I’ve done some risky things out of desperation for migraine relief, but the latest — five months of malnutrition — might be the dumbest, most short-sighted, most harmful of them all. Malnutrition was the unintentional result of an elimination diet that left me feeling trapped between the choice of debilitating migraines and functioning at 50% physical and mental capacity, which felt like heaven compared to what had become my norm.
Chronological order isn’t the most interesting way to tell a story, but it’s the only way to explain how a diet to identify migraine triggers spiraled into malnutrition.
There’s this weird aspect to my headaches and migraines that no doctor has been able to figure out: I feel worse every time I eat. Sometimes I get a migraine, other times I just feel headachy and fatigued. Because I always have head pain and have a migraine nearly every day, it’s hard to pinpoint specific foods as triggers.
For a year, I followed a standard migraine elimination diet and also avoided tannins. The pain and fatigue upon eating persisted and I was unable to find any definitive triggers. Then I learned that some foods contain histamine or can trigger a histamine release in the body. Since cyproheptadine, an antihistamine, is the most effective preventive for me, I began exploring a low-histamine diet as a treatment.
When that diet still didn’t change the migraines and headache, I tried a diet called Failsafe 1, which is low in amines (like tyramine, which is part of standard migraine elimination diets, and histamine), low in salicylates (a naturally occurring food chemical that some people have trouble with), and free of additives, flavor enhancers, and artificial colors and flavors.
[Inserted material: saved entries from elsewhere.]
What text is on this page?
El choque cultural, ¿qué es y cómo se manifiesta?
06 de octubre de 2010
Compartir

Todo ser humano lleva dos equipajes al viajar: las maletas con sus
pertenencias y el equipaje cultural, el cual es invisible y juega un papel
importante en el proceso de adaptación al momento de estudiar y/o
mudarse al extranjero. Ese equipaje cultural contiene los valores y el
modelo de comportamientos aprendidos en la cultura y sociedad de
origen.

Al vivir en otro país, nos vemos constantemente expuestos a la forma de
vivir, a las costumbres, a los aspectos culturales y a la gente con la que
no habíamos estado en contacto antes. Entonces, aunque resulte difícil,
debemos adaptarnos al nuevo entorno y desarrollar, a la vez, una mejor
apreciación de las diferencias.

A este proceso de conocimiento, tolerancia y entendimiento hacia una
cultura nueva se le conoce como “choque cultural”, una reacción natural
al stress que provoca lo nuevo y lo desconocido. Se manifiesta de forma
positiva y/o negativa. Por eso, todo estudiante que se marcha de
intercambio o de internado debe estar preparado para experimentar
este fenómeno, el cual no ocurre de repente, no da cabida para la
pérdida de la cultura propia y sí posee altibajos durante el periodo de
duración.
Failsafe is an extremely limited diet but is nutritionally sound.
Even on the Failsafe diet, I seemed to react to the allowed foods. I began whittling away at the diet until I was eating nothing but fresh chicken breasts cooked in safflower oil, unenriched white rice, and gluten-free oats. My head pain was better than it had been in years. I felt almost normal, which, for me, meant that I operated at about 50% many days. After more than a decade of debilitating chronic migraine, feeling so good was like an addictive drug.
The plan was to get stabilized, to establish my head pain and migraine frequency baseline on those few foods, then slowly reintroduce foods to see what I reacted to. Every food I tested seemed to provoke a reaction. I could never tell if the issue was a particular food, the act of eating, weather fluctuations, over-exerting during exercise, overheating, disturbed sleep, or some other untraceable migraine trigger. After each flare-up, I’d go back to the basic diet to get back to my baseline. This led to five months of eating almost exclusively chicken, white rice, and oats.
It led to malnutrition. Labs on eight vials of blood show that my body is responding as if I’m starving. Although I’m getting enough calories, they are low in nutrition. My blood work, which has been unfailingly perfect for my adult life except for slightly elevated cholesterol, shows elevated liver enzymes and thyroid hormones, low blood sugar, extremely high cholesterol, low folic acid, and a variety of other alarmingly “off” numbers.
I didn’t mean to eat this way for so long. I knew all along it was unsustainable, but I didn’t want to go back to debilitating migraines, especially when I could function so much better by eating this way. After a few months, I no longer felt as good as I did in the beginning. The migraines weren’t as severe as they were prior to malnutrition, but they still came almost daily. My fatigue and brain fog were even worse than when I started. I was irritable and moody and racked with guilt over what I’m doing to my body.
I wrote the previous paragraph in the past tense, but it’s all still true as I’m in a weird limbo state where I’m slowly reintroducing foods with the help of two health care professionals, a dietician and naturopath. I want to reintroduce foods systematically so I can test to see if any of them are triggers, but I continue to experience the same paralyzing frustration of not knowing if a food triggered the migraine or if the migraine would have happened anyway. I add a food and think it will be OK, then I’ll get a migraine the next day and am back to questioning.
I’ve shared this story not as an encouragement for you to try malnutrition — please don’t! — but to illustrate both what desperation for migraine relief can drive a person to and also the nebulous nature of migraine triggers. Handouts from doctors and online articles make it sound so straightforward: avoid X, Y and Z foods and you will have fewer migraine attacks. That works for some people, but not for many others.
Despite years of encouraging migraineurs to try to find food triggers by following a responsible diet, but to not beat themselves up if they don’t find any, I didn’t follow my own advice. Not only have I harmed my body by starving it, I wound up fearful of food from an experiment gone terribly awry. If you decide to try an elimination diet, please proceed carefully. If you find yourself frustrated and increasing your dietary restrictions, contact a dietician for guidance. Malnourishment and a fear of food are too high of a price to pay for migraine management.